Figure 10.5: Summary of the CNN model

The output shows the architecture of the model we just built, together with the different layers and the number of parameters that will be used during the training of the model.

Note

To access the source code for this specific section, please refer to https://packt.live/2YrqiiZ.

You can also run this example online at https://packt.live/3fiNMxE.

We have designed a CNN model with three convolutional layers. In the next section, we will see how we can use this model in relation to a DQN agent.

Combining a DQN with a CNN

Humans play video games using their sight. They look at the screen, analyze the situation, and decide what the best action to be performed is. In video games, there can be a lot of things happening on the screen, so being able to see all these patterns can give a significant advantage in playing the game. Combining a DQN with a CNN can help a reinforcement learning agent to learn the right action to take given a particular situation.

Instead of just using fully connected layers, a DQN model can be extended with convolutional layers as inputs. The model will then be able to analyze the input image, find the relevant patterns, and feed them to the fully connected layers responsible for predicting the Q-values, as shown in the following:

Figure 10.6: Difference between a normal DQN and a DQN combined 
with convolutional layers

Figure 10.6: Difference between a normal DQN and a DQN combined with convolutional layers

Adding convolutional layers helps the agent to better understand the environment. The DQN agent that we will build in the coming activity will use the CNN model from Exercise 10.02, Designing a CNN Model with TensorFlow, to output the Q-values for a given state. But rather than using a single model, we will use two models instead. The models will share the exact same architecture.

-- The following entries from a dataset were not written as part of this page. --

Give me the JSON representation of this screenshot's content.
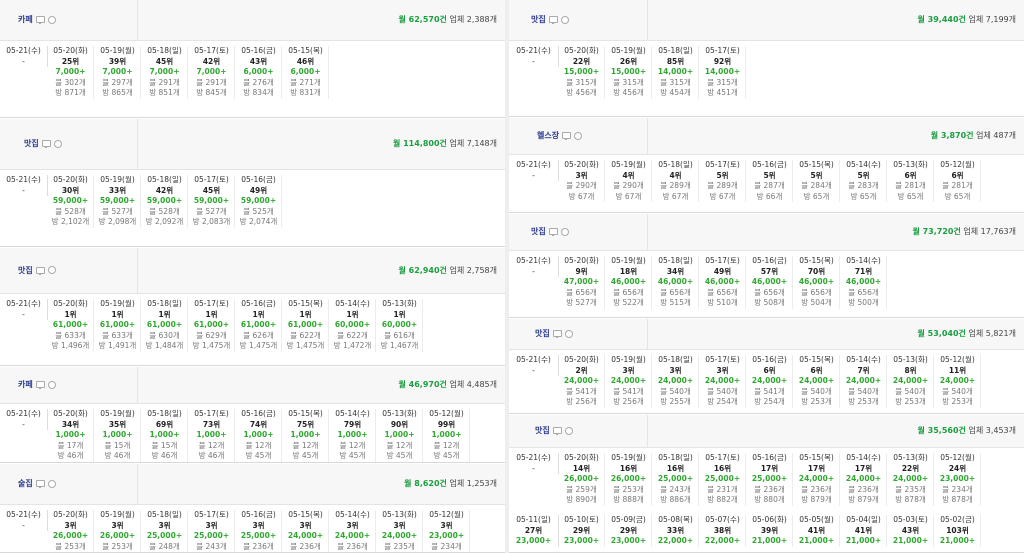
{
  "left_blocks": [
    {
      "category": "카페",
      "summary_monthly": "월 62,570건",
      "summary_biz": "업체 2,388개",
      "today": {
        "date": "05-21(수)",
        "dash": "-"
      },
      "cells": [
        {
          "d": "05-20(화)",
          "r": "25위",
          "v": "7,000+",
          "b": "블 302개",
          "p": "방 871개"
        },
        {
          "d": "05-19(월)",
          "r": "39위",
          "v": "7,000+",
          "b": "블 297개",
          "p": "방 865개"
        },
        {
          "d": "05-18(일)",
          "r": "45위",
          "v": "7,000+",
          "b": "블 291개",
          "p": "방 851개"
        },
        {
          "d": "05-17(토)",
          "r": "42위",
          "v": "7,000+",
          "b": "블 291개",
          "p": "방 845개"
        },
        {
          "d": "05-16(금)",
          "r": "43위",
          "v": "6,000+",
          "b": "블 276개",
          "p": "방 834개"
        },
        {
          "d": "05-15(목)",
          "r": "46위",
          "v": "6,000+",
          "b": "블 271개",
          "p": "방 831개"
        }
      ]
    },
    {
      "category": "맛집",
      "summary_monthly": "월 114,800건",
      "summary_biz": "업체 7,148개",
      "today": {
        "date": "05-21(수)",
        "dash": "-"
      },
      "cells": [
        {
          "d": "05-20(화)",
          "r": "30위",
          "v": "59,000+",
          "b": "블 528개",
          "p": "방 2,102개"
        },
        {
          "d": "05-19(월)",
          "r": "33위",
          "v": "59,000+",
          "b": "블 527개",
          "p": "방 2,098개"
        },
        {
          "d": "05-18(일)",
          "r": "42위",
          "v": "59,000+",
          "b": "블 528개",
          "p": "방 2,092개"
        },
        {
          "d": "05-17(토)",
          "r": "45위",
          "v": "59,000+",
          "b": "블 527개",
          "p": "방 2,083개"
        },
        {
          "d": "05-16(금)",
          "r": "49위",
          "v": "59,000+",
          "b": "블 525개",
          "p": "방 2,074개"
        }
      ]
    },
    {
      "category": "맛집",
      "summary_monthly": "월 62,940건",
      "summary_biz": "업체 2,758개",
      "today": {
        "date": "05-21(수)",
        "dash": "-"
      },
      "cells": [
        {
          "d": "05-20(화)",
          "r": "1위",
          "v": "61,000+",
          "b": "블 633개",
          "p": "방 1,496개"
        },
        {
          "d": "05-19(월)",
          "r": "1위",
          "v": "61,000+",
          "b": "블 633개",
          "p": "방 1,491개"
        },
        {
          "d": "05-18(일)",
          "r": "1위",
          "v": "61,000+",
          "b": "블 630개",
          "p": "방 1,484개"
        },
        {
          "d": "05-17(토)",
          "r": "1위",
          "v": "61,000+",
          "b": "블 629개",
          "p": "방 1,475개"
        },
        {
          "d": "05-16(금)",
          "r": "1위",
          "v": "61,000+",
          "b": "블 626개",
          "p": "방 1,475개"
        },
        {
          "d": "05-15(목)",
          "r": "1위",
          "v": "61,000+",
          "b": "블 622개",
          "p": "방 1,475개"
        },
        {
          "d": "05-14(수)",
          "r": "1위",
          "v": "60,000+",
          "b": "블 622개",
          "p": "방 1,472개"
        },
        {
          "d": "05-13(화)",
          "r": "1위",
          "v": "60,000+",
          "b": "블 616개",
          "p": "방 1,467개"
        }
      ]
    },
    {
      "category": "카페",
      "summary_monthly": "월 46,970건",
      "summary_biz": "업체 4,485개",
      "today": {
        "date": "05-21(수)",
        "dash": "-"
      },
      "cells": [
        {
          "d": "05-20(화)",
          "r": "34위",
          "v": "1,000+",
          "b": "블 17개",
          "p": "방 46개"
        },
        {
          "d": "05-19(월)",
          "r": "35위",
          "v": "1,000+",
          "b": "블 15개",
          "p": "방 46개"
        },
        {
          "d": "05-18(일)",
          "r": "69위",
          "v": "1,000+",
          "b": "블 15개",
          "p": "방 46개"
        },
        {
          "d": "05-17(토)",
          "r": "73위",
          "v": "1,000+",
          "b": "블 12개",
          "p": "방 46개"
        },
        {
          "d": "05-16(금)",
          "r": "74위",
          "v": "1,000+",
          "b": "블 12개",
          "p": "방 45개"
        },
        {
          "d": "05-15(목)",
          "r": "75위",
          "v": "1,000+",
          "b": "블 12개",
          "p": "방 45개"
        },
        {
          "d": "05-14(수)",
          "r": "79위",
          "v": "1,000+",
          "b": "블 12개",
          "p": "방 45개"
        },
        {
          "d": "05-13(화)",
          "r": "90위",
          "v": "1,000+",
          "b": "블 12개",
          "p": "방 45개"
        },
        {
          "d": "05-12(월)",
          "r": "99위",
          "v": "1,000+",
          "b": "블 12개",
          "p": "방 45개"
        }
      ]
    },
    {
      "category": "술집",
      "summary_monthly": "월 8,620건",
      "summary_biz": "업체 1,253개",
      "today": {
        "date": "05-21(수)",
        "dash": "-"
      },
      "cells": [
        {
          "d": "05-20(화)",
          "r": "3위",
          "v": "26,000+",
          "b": "블 253개",
          "p": ""
        },
        {
          "d": "05-19(월)",
          "r": "3위",
          "v": "26,000+",
          "b": "블 253개",
          "p": ""
        },
        {
          "d": "05-18(일)",
          "r": "3위",
          "v": "25,000+",
          "b": "블 248개",
          "p": ""
        },
        {
          "d": "05-17(토)",
          "r": "3위",
          "v": "25,000+",
          "b": "블 243개",
          "p": ""
        },
        {
          "d": "05-16(금)",
          "r": "3위",
          "v": "25,000+",
          "b": "블 236개",
          "p": ""
        },
        {
          "d": "05-15(목)",
          "r": "3위",
          "v": "24,000+",
          "b": "블 236개",
          "p": ""
        },
        {
          "d": "05-14(수)",
          "r": "3위",
          "v": "24,000+",
          "b": "블 236개",
          "p": ""
        },
        {
          "d": "05-13(화)",
          "r": "3위",
          "v": "24,000+",
          "b": "블 235개",
          "p": ""
        },
        {
          "d": "05-12(월)",
          "r": "3위",
          "v": "23,000+",
          "b": "블 234개",
          "p": ""
        }
      ]
    }
  ],
  "right_blocks": [
    {
      "category": "맛집",
      "summary_monthly": "월 39,440건",
      "summary_biz": "업체 7,199개",
      "today": {
        "date": "05-21(수)",
        "dash": "-"
      },
      "cells": [
        {
          "d": "05-20(화)",
          "r": "22위",
          "v": "15,000+",
          "b": "블 315개",
          "p": "방 456개"
        },
        {
          "d": "05-19(월)",
          "r": "26위",
          "v": "15,000+",
          "b": "블 315개",
          "p": "방 456개"
        },
        {
          "d": "05-18(일)",
          "r": "85위",
          "v": "14,000+",
          "b": "블 315개",
          "p": "방 454개"
        },
        {
          "d": "05-17(토)",
          "r": "92위",
          "v": "14,000+",
          "b": "블 315개",
          "p": "방 451개"
        }
      ]
    },
    {
      "category": "헬스장",
      "summary_monthly": "월 3,870건",
      "summary_biz": "업체 487개",
      "today": {
        "date": "05-21(수)",
        "dash": "-"
      },
      "cells": [
        {
          "d": "05-20(화)",
          "r": "3위",
          "v": "",
          "b": "블 290개",
          "p": "방 67개"
        },
        {
          "d": "05-19(월)",
          "r": "4위",
          "v": "",
          "b": "블 290개",
          "p": "방 67개"
        },
        {
          "d": "05-18(일)",
          "r": "4위",
          "v": "",
          "b": "블 289개",
          "p": "방 67개"
        },
        {
          "d": "05-17(토)",
          "r": "5위",
          "v": "",
          "b": "블 289개",
          "p": "방 67개"
        },
        {
          "d": "05-16(금)",
          "r": "5위",
          "v": "",
          "b": "블 287개",
          "p": "방 66개"
        },
        {
          "d": "05-15(목)",
          "r": "5위",
          "v": "",
          "b": "블 284개",
          "p": "방 65개"
        },
        {
          "d": "05-14(수)",
          "r": "5위",
          "v": "",
          "b": "블 283개",
          "p": "방 65개"
        },
        {
          "d": "05-13(화)",
          "r": "6위",
          "v": "",
          "b": "블 281개",
          "p": "방 65개"
        },
        {
          "d": "05-12(월)",
          "r": "6위",
          "v": "",
          "b": "블 281개",
          "p": "방 65개"
        }
      ]
    },
    {
      "category": "맛집",
      "summary_monthly": "월 73,720건",
      "summary_biz": "업체 17,763개",
      "today": {
        "date": "05-21(수)",
        "dash": "-"
      },
      "cells": [
        {
          "d": "05-20(화)",
          "r": "9위",
          "v": "47,000+",
          "b": "블 656개",
          "p": "방 527개"
        },
        {
          "d": "05-19(월)",
          "r": "18위",
          "v": "46,000+",
          "b": "블 656개",
          "p": "방 522개"
        },
        {
          "d": "05-18(일)",
          "r": "34위",
          "v": "46,000+",
          "b": "블 656개",
          "p": "방 515개"
        },
        {
          "d": "05-17(토)",
          "r": "49위",
          "v": "46,000+",
          "b": "블 656개",
          "p": "방 510개"
        },
        {
          "d": "05-16(금)",
          "r": "57위",
          "v": "46,000+",
          "b": "블 656개",
          "p": "방 508개"
        },
        {
          "d": "05-15(목)",
          "r": "70위",
          "v": "46,000+",
          "b": "블 656개",
          "p": "방 504개"
        },
        {
          "d": "05-14(수)",
          "r": "71위",
          "v": "46,000+",
          "b": "블 656개",
          "p": "방 500개"
        }
      ]
    },
    {
      "category": "맛집",
      "summary_monthly": "월 53,040건",
      "summary_biz": "업체 5,821개",
      "today": {
        "date": "05-21(수)",
        "dash": "-"
      },
      "cells": [
        {
          "d": "05-20(화)",
          "r": "2위",
          "v": "24,000+",
          "b": "블 541개",
          "p": "방 256개"
        },
        {
          "d": "05-19(월)",
          "r": "3위",
          "v": "24,000+",
          "b": "블 541개",
          "p": "방 256개"
        },
        {
          "d": "05-18(일)",
          "r": "3위",
          "v": "24,000+",
          "b": "블 540개",
          "p": "방 255개"
        },
        {
          "d": "05-17(토)",
          "r": "3위",
          "v": "24,000+",
          "b": "블 540개",
          "p": "방 254개"
        },
        {
          "d": "05-16(금)",
          "r": "6위",
          "v": "24,000+",
          "b": "블 541개",
          "p": "방 254개"
        },
        {
          "d": "05-15(목)",
          "r": "6위",
          "v": "24,000+",
          "b": "블 540개",
          "p": "방 253개"
        },
        {
          "d": "05-14(수)",
          "r": "7위",
          "v": "24,000+",
          "b": "블 540개",
          "p": "방 253개"
        },
        {
          "d": "05-13(화)",
          "r": "8위",
          "v": "24,000+",
          "b": "블 540개",
          "p": "방 253개"
        },
        {
          "d": "05-12(월)",
          "r": "11위",
          "v": "24,000+",
          "b": "블 540개",
          "p": "방 253개"
        }
      ]
    },
    {
      "category": "맛집",
      "summary_monthly": "월 35,560건",
      "summary_biz": "업체 3,453개",
      "today": {
        "date": "05-21(수)",
        "dash": "-"
      },
      "cells": [
        {
          "d": "05-20(화)",
          "r": "14위",
          "v": "26,000+",
          "b": "블 259개",
          "p": "방 890개"
        },
        {
          "d": "05-19(월)",
          "r": "16위",
          "v": "26,000+",
          "b": "블 253개",
          "p": "방 888개"
        },
        {
          "d": "05-18(일)",
          "r": "16위",
          "v": "25,000+",
          "b": "블 243개",
          "p": "방 886개"
        },
        {
          "d": "05-17(토)",
          "r": "16위",
          "v": "25,000+",
          "b": "블 231개",
          "p": "방 882개"
        },
        {
          "d": "05-16(금)",
          "r": "17위",
          "v": "25,000+",
          "b": "블 236개",
          "p": "방 880개"
        },
        {
          "d": "05-15(목)",
          "r": "17위",
          "v": "24,000+",
          "b": "블 236개",
          "p": "방 879개"
        },
        {
          "d": "05-14(수)",
          "r": "17위",
          "v": "24,000+",
          "b": "블 236개",
          "p": "방 879개"
        },
        {
          "d": "05-13(화)",
          "r": "22위",
          "v": "24,000+",
          "b": "블 235개",
          "p": "방 878개"
        },
        {
          "d": "05-12(월)",
          "r": "24위",
          "v": "23,000+",
          "b": "블 234개",
          "p": "방 878개"
        }
      ],
      "cells2": [
        {
          "d": "05-11(일)",
          "r": "27위",
          "v": "23,000+"
        },
        {
          "d": "05-10(토)",
          "r": "29위",
          "v": "23,000+"
        },
        {
          "d": "05-09(금)",
          "r": "29위",
          "v": "23,000+"
        },
        {
          "d": "05-08(목)",
          "r": "33위",
          "v": "22,000+"
        },
        {
          "d": "05-07(수)",
          "r": "38위",
          "v": "22,000+"
        },
        {
          "d": "05-06(화)",
          "r": "39위",
          "v": "21,000+"
        },
        {
          "d": "05-05(월)",
          "r": "41위",
          "v": "21,000+"
        },
        {
          "d": "05-04(일)",
          "r": "41위",
          "v": "21,000+"
        },
        {
          "d": "05-03(토)",
          "r": "43위",
          "v": "21,000+"
        },
        {
          "d": "05-02(금)",
          "r": "103위",
          "v": "21,000+"
        }
      ]
    }
  ]
}
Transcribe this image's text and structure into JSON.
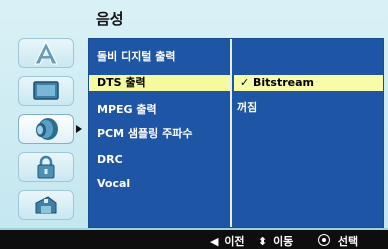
{
  "header": {
    "title": "음성"
  },
  "categories": [
    {
      "icon": "letter-a-icon"
    },
    {
      "icon": "tv-screen-icon"
    },
    {
      "icon": "speaker-icon",
      "active": true
    },
    {
      "icon": "lock-icon"
    },
    {
      "icon": "other-settings-icon"
    }
  ],
  "menu": {
    "items": [
      {
        "label": "돌비 디지털 출력"
      },
      {
        "label": "DTS 출력",
        "selected": true
      },
      {
        "label": "MPEG 출력"
      },
      {
        "label": "PCM 샘플링 주파수"
      },
      {
        "label": "DRC"
      },
      {
        "label": "Vocal"
      }
    ]
  },
  "options": {
    "items": [
      {
        "label": "Bitstream",
        "checked": true
      },
      {
        "label": "꺼짐"
      }
    ]
  },
  "footer": {
    "prev_symbol": "◀",
    "prev_label": "이전",
    "move_symbol": "⬍",
    "move_label": "이동",
    "select_label": "선택"
  },
  "colors": {
    "panel_bg": "#1f55a5",
    "highlight": "#f5fa9f",
    "background": "#cfeef5",
    "footer_bg": "#0e0e0e"
  }
}
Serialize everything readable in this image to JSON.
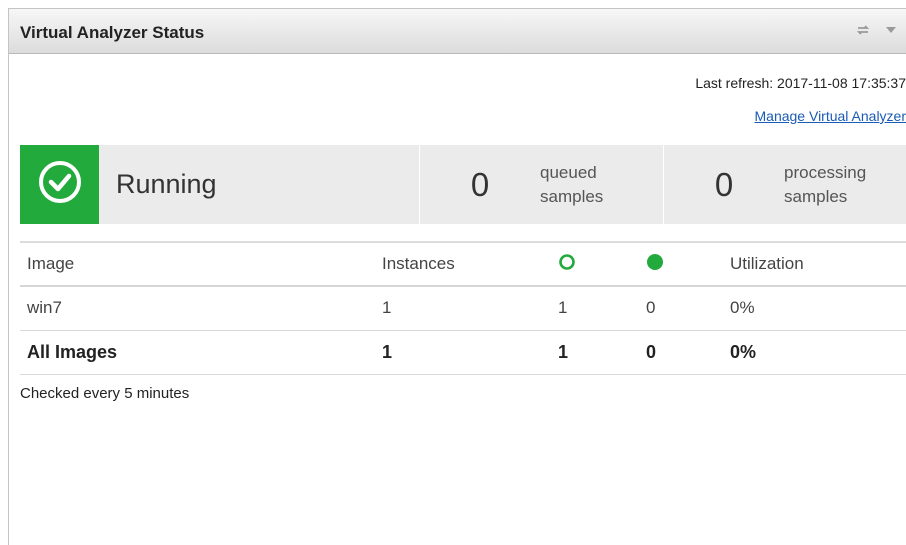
{
  "widget": {
    "title": "Virtual Analyzer Status",
    "last_refresh": "Last refresh: 2017-11-08 17:35:37",
    "manage_link": "Manage Virtual Analyzer"
  },
  "status": {
    "icon": "check-circle-icon",
    "color": "#22aa3c",
    "text": "Running",
    "queued": {
      "count": "0",
      "label_line1": "queued",
      "label_line2": "samples"
    },
    "processing": {
      "count": "0",
      "label_line1": "processing",
      "label_line2": "samples"
    }
  },
  "table": {
    "headers": {
      "image": "Image",
      "instances": "Instances",
      "idle_icon": "hollow-green-circle-icon",
      "busy_icon": "solid-green-circle-icon",
      "utilization": "Utilization"
    },
    "rows": [
      {
        "image": "win7",
        "instances": "1",
        "idle": "1",
        "busy": "0",
        "utilization": "0%"
      }
    ],
    "total": {
      "image": "All Images",
      "instances": "1",
      "idle": "1",
      "busy": "0",
      "utilization": "0%"
    }
  },
  "footer": {
    "checked": "Checked every 5 minutes"
  }
}
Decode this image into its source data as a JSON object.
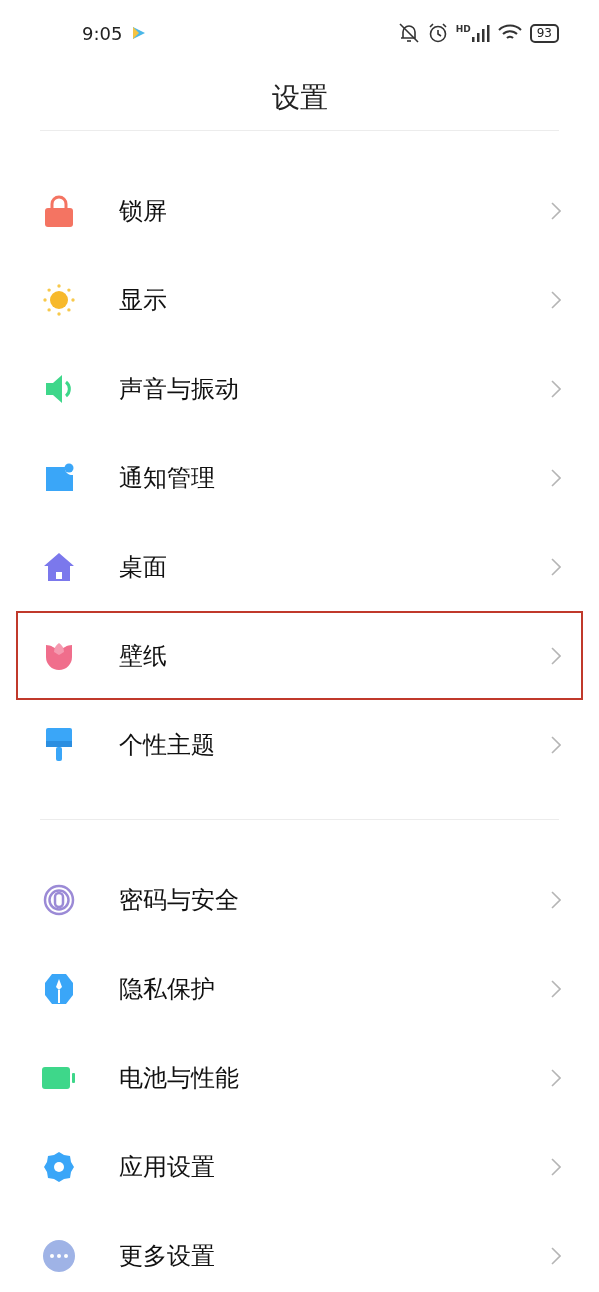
{
  "status_bar": {
    "time": "9:05",
    "network": "HD",
    "battery": "93"
  },
  "title": "设置",
  "groups": [
    {
      "items": [
        {
          "label": "锁屏",
          "highlighted": false
        },
        {
          "label": "显示",
          "highlighted": false
        },
        {
          "label": "声音与振动",
          "highlighted": false
        },
        {
          "label": "通知管理",
          "highlighted": false
        },
        {
          "label": "桌面",
          "highlighted": false
        },
        {
          "label": "壁纸",
          "highlighted": true
        },
        {
          "label": "个性主题",
          "highlighted": false
        }
      ]
    },
    {
      "items": [
        {
          "label": "密码与安全",
          "highlighted": false
        },
        {
          "label": "隐私保护",
          "highlighted": false
        },
        {
          "label": "电池与性能",
          "highlighted": false
        },
        {
          "label": "应用设置",
          "highlighted": false
        },
        {
          "label": "更多设置",
          "highlighted": false
        }
      ]
    }
  ]
}
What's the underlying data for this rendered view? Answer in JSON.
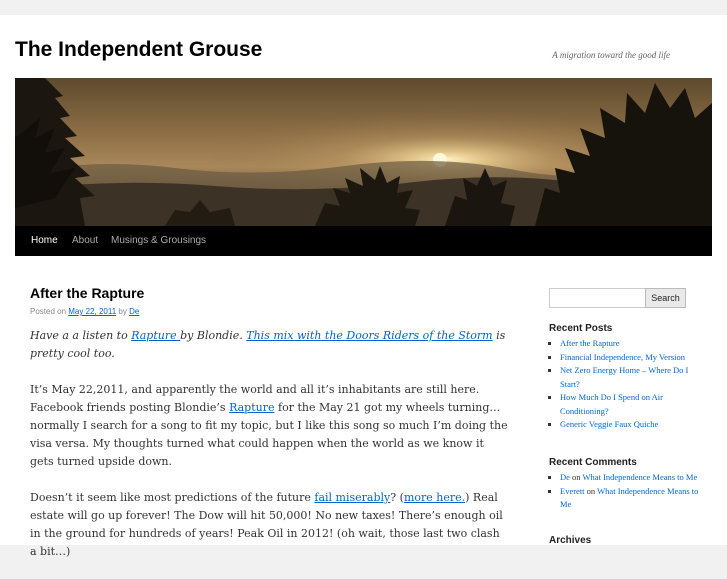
{
  "site": {
    "title": "The Independent Grouse",
    "description": "A migration toward the good life"
  },
  "nav": {
    "items": [
      {
        "label": "Home",
        "current": true
      },
      {
        "label": "About",
        "current": false
      },
      {
        "label": "Musings & Grousings",
        "current": false
      }
    ]
  },
  "post": {
    "title": "After the Rapture",
    "meta": {
      "posted_on": "Posted on",
      "date": "May 22, 2011",
      "by": "by",
      "author": "De"
    },
    "p1": {
      "t1": "Have a a listen to ",
      "link1": "Rapture ",
      "t2": "by Blondie.  ",
      "link2": "This mix with the Doors Riders of the Storm",
      "t3": " is pretty cool too."
    },
    "p2": {
      "t1": "It’s May 22,2011, and apparently the world and all it’s inhabitants are still here.  Facebook friends posting Blondie’s ",
      "link1": "Rapture",
      "t2": " for the May 21 got my wheels turning…  normally I search for a song to fit my topic, but I like this song so much I’m doing the visa versa.  My thoughts turned what could happen when the world as we know it gets turned upside down."
    },
    "p3": {
      "t1": "Doesn’t it seem like most predictions of the future ",
      "link1": "fail miserably",
      "t2": "?  (",
      "link2": "more here.",
      "t3": ")   Real estate will go up forever!  The Dow will hit 50,000!  No new taxes!  There’s enough oil in the ground for hundreds of years!  Peak Oil in 2012!  (oh wait, those last two clash a bit…)"
    }
  },
  "sidebar": {
    "search": {
      "placeholder": "",
      "value": "",
      "button_label": "Search"
    },
    "recent_posts": {
      "title": "Recent Posts",
      "items": [
        "After the Rapture",
        "Financial Independence, My Version",
        "Net Zero Energy Home – Where Do I Start?",
        "How Much Do I Spend on Air Conditioning?",
        "Generic Veggie Faux Quiche"
      ]
    },
    "recent_comments": {
      "title": "Recent Comments",
      "items": [
        {
          "author": "De",
          "on": "on",
          "post": "What Independence Means to Me"
        },
        {
          "author": "Everett",
          "on": "on",
          "post": "What Independence Means to Me"
        }
      ]
    },
    "archives": {
      "title": "Archives"
    }
  },
  "colors": {
    "link": "#0066cc",
    "nav_bg": "#000000",
    "page_bg": "#f1f1f1"
  }
}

The first model will be responsible for predicting the Q-values for playing the game, while the second one (referred to as the target model) will be responsible for learning what should be the optimal Q-values. This technique helps the target model to converge faster on the optimal solution.

Activity 10.01: Training a DQN with CNNs to Play Breakout

In this activity, we will build a DQN with additional convolutional layers and train it to play the game Breakout with CNNs. We will add experience replay to the agent. We will need to preprocess the images in order to create a sequence of four images for our Breakout game.

The following instructions will help you to complete this activity:

  1. Import the relevant packages (gym, tensorflow, numpy).
  2. Reshape the training and test sets.
  3. Create a DQN class with the build_model() method, which will instantiate a CNN model composed of the get_action() method, which will apply the epsilon-greedy algorithm to choose the action to be played, the add_experience() method to store in memory the experience acquired by playing the game, the replay() method, which will perform experience replay by sampling experiences from the memory and train the DQN model, and the update_epsilon() method to gradually decrease the epsilon value for epsilon-greedy.
  4. Use the initialize_env() function to initialize the environment by returning the initial state, False for the done flag, and 0 as the initial reward.
  5. Create a function called preprocess_state() that will perform the following preprocessing on an image: crop the image to remove unnecessary parts, convert to a grayscale image, and resize the image to a square shape.
  6. Create a function called play_game() that will play a game until it is over, and then store the experience and the accumulated reward.
  7. Create a function called train_agent() that will iterate through a number of episodes where the agent will play a game and perform experience replay.
  8. Instantiate a Breakout environment and train a DQN agent to play this game for 50 episodes. Please note that it might take longer for this step to execute as we are training large models.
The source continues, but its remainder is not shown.